I went shopping with my family on New Year’s Day at the “premium” outlet mall in Cabezon, California, outside Palm Springs — the kind of place where you traipse around for hours in the hopes of scoring a $225 Prada tie for 30 bucks, or a $700 Versace sweater for $135.
A large number, possibly a majority, of the shoppers there are well-heeled Chinese who have flown over to binge on Yves Saint Laurent, etc. products — many of which were made in their home country in the first place. Dressed in designer clothes, these mostly young and trendy Chinese are the privileged scions of the Communist Party. Their parents and grandparents are the ones who played along and did their best not to make waves, even cooperated, throughout the mass murders of the Great Leap Forward and the Cultural Revolution.
Now, they and their kids are reaping the harvest of their modern state capitalist system that still flies under the banner of communism, a false flag operation if ever there was one. Ironies abound, and those same ironies provide a snapshot of what constitutes “leftism” in our own culture.
Idealism is not the point, nor has it been for ages.

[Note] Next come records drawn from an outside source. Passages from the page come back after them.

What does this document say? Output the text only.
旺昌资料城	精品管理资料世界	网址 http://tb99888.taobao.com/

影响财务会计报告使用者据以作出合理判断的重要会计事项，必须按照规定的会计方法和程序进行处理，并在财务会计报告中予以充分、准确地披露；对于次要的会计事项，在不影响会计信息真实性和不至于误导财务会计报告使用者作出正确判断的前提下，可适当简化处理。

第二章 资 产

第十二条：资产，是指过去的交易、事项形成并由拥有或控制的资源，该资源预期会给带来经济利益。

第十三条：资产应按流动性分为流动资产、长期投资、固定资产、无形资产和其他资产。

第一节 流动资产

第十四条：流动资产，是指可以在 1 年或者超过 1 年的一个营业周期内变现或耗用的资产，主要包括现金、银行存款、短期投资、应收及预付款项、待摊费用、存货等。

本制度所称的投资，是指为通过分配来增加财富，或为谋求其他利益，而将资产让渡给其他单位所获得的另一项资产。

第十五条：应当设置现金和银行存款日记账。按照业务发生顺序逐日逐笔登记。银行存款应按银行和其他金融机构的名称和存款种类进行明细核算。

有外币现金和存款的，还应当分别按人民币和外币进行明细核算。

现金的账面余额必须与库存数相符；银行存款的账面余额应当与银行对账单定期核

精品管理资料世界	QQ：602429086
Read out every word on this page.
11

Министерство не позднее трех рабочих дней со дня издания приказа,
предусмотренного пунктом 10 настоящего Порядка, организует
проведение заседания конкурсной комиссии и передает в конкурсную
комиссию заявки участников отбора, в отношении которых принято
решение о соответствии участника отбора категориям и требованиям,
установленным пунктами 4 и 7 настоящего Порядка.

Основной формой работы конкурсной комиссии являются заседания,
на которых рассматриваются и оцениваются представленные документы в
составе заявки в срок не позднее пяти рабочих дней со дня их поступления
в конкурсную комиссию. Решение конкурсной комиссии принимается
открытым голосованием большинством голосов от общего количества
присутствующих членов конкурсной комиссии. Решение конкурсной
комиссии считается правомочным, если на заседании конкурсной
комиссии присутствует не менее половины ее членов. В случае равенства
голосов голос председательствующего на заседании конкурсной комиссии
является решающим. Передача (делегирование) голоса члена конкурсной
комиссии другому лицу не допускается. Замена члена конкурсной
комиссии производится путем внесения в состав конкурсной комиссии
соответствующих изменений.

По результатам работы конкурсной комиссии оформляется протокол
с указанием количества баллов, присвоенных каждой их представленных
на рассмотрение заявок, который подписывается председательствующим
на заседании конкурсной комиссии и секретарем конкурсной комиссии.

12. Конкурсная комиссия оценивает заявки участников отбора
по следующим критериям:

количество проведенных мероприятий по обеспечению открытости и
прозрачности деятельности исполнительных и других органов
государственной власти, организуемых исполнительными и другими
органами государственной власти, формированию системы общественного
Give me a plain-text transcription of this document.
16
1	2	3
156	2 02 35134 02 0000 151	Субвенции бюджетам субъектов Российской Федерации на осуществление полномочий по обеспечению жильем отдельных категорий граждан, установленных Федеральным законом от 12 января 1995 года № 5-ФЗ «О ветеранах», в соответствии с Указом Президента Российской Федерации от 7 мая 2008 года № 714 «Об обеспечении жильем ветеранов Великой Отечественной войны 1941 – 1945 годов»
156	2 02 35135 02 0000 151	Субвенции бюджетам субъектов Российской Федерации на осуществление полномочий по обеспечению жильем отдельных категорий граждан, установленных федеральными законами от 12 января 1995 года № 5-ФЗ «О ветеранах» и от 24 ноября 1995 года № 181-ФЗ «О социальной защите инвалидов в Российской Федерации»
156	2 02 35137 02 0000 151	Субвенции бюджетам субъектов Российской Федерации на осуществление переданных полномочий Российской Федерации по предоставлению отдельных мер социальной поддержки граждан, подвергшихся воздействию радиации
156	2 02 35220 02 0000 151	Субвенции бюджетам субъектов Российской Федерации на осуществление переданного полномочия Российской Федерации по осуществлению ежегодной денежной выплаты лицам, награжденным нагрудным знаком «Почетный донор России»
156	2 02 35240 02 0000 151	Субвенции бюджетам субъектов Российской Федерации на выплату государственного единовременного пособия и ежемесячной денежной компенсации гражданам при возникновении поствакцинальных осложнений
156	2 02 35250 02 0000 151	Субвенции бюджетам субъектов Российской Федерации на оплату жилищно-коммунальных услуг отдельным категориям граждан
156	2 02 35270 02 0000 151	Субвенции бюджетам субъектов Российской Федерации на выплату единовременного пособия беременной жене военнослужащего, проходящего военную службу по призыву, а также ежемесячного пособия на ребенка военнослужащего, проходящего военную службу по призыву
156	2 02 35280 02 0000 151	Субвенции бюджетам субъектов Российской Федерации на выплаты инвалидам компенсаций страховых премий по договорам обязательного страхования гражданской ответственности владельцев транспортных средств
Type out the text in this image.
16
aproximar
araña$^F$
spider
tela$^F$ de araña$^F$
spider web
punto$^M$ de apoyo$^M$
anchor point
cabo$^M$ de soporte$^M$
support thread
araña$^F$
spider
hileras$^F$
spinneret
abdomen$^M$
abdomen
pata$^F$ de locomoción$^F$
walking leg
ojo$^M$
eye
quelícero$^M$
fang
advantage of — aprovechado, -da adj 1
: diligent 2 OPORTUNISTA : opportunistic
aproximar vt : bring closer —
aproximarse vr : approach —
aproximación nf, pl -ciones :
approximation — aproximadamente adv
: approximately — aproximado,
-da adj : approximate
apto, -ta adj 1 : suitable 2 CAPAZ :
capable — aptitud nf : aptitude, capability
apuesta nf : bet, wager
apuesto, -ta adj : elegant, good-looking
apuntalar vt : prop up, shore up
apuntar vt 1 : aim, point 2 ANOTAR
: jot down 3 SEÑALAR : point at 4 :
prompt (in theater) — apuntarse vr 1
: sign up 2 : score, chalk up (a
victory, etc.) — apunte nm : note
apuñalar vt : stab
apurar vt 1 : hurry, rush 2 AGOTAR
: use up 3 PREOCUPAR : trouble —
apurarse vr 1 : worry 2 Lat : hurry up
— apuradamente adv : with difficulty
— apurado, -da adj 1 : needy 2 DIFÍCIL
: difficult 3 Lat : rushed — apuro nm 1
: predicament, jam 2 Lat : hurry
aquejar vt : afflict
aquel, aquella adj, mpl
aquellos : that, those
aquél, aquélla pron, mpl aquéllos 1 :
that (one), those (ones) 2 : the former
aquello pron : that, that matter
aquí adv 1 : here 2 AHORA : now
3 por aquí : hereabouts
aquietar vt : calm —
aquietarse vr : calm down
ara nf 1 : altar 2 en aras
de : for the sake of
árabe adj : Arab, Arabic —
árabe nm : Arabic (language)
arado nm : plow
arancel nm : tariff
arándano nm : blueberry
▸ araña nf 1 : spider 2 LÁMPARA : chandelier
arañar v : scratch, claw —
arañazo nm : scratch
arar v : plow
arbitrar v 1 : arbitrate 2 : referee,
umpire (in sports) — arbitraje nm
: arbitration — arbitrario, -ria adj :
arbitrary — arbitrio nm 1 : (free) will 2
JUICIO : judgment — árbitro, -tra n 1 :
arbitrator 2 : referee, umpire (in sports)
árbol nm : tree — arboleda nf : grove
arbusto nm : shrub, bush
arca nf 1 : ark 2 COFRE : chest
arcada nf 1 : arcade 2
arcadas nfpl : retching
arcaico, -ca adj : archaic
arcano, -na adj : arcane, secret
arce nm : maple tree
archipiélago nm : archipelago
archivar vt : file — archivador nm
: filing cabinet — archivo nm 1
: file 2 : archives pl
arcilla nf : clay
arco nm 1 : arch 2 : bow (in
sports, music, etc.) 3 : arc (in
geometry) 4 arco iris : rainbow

Leftism has devolved into a kind of scam run not only on others but also on the self. Leftists are brilliant at convincing themselves of their own altruism and then broadcasting it to the public, thus providing cover for the most conventionally greedy and selfish behaviors. We see that in our society all the time: the quondam Marxists of Hollywood, the media, and the academy blathering on about economic equality while living lives the Medici could not have dreamed of.
Part of this construct is a “prevent game,” a public persona and system erected so privilege cannot be questioned or undermined. A nomenklatura more successful and sophisticated than anything ever conceived in the Soviet Union. The result of this is a highly stratified society. As is well known but scarcely reported, blacks and Latinos have actually done worse under Obama than other groups. Normally, that would be unconscionable, considering the rhetoric. But as we know, it’s all about the rhetoric. Reality is unimportant — an inconvenience.
Relatively unbridled capitalism has always been the best way out of this, the best way to true social mobility, but our nomenklatura doesn’t want to admit this because it might threaten them and their perquisites. It would blow their cover.
I suspect those Chinese shoppers knew this better than anyone, having lived through a similar experience ratcheted up to the nth degree. Although I was too polite to do it, I wanted to question them. I would have loved to know what they say to each other in the privacy of their own homes, not that they would be likely to tell me.
But there was something to learn from watching them. I felt like a detective and it made me think of Roman Polanski and Robert Towne’s Chinatown. I also thought of myself, of the way I was when I was a leftist. Yes, I drove a Porsche then (a used one). And had a house in the Hollywood Hills. And ate at gourmet restaurants. And there were plenty like me. I was part of a class. I felt safe and protected for many years, though finally I just left it. I couldn’t stand the hypocrisy anymore. Or maybe I just lost the ability to convince myself of my own altruism.
Whatever the case, when it comes to the truth about leftism, it’s about the cover it gives. Or, as Bob Towne put it: “It’s Chinatown.”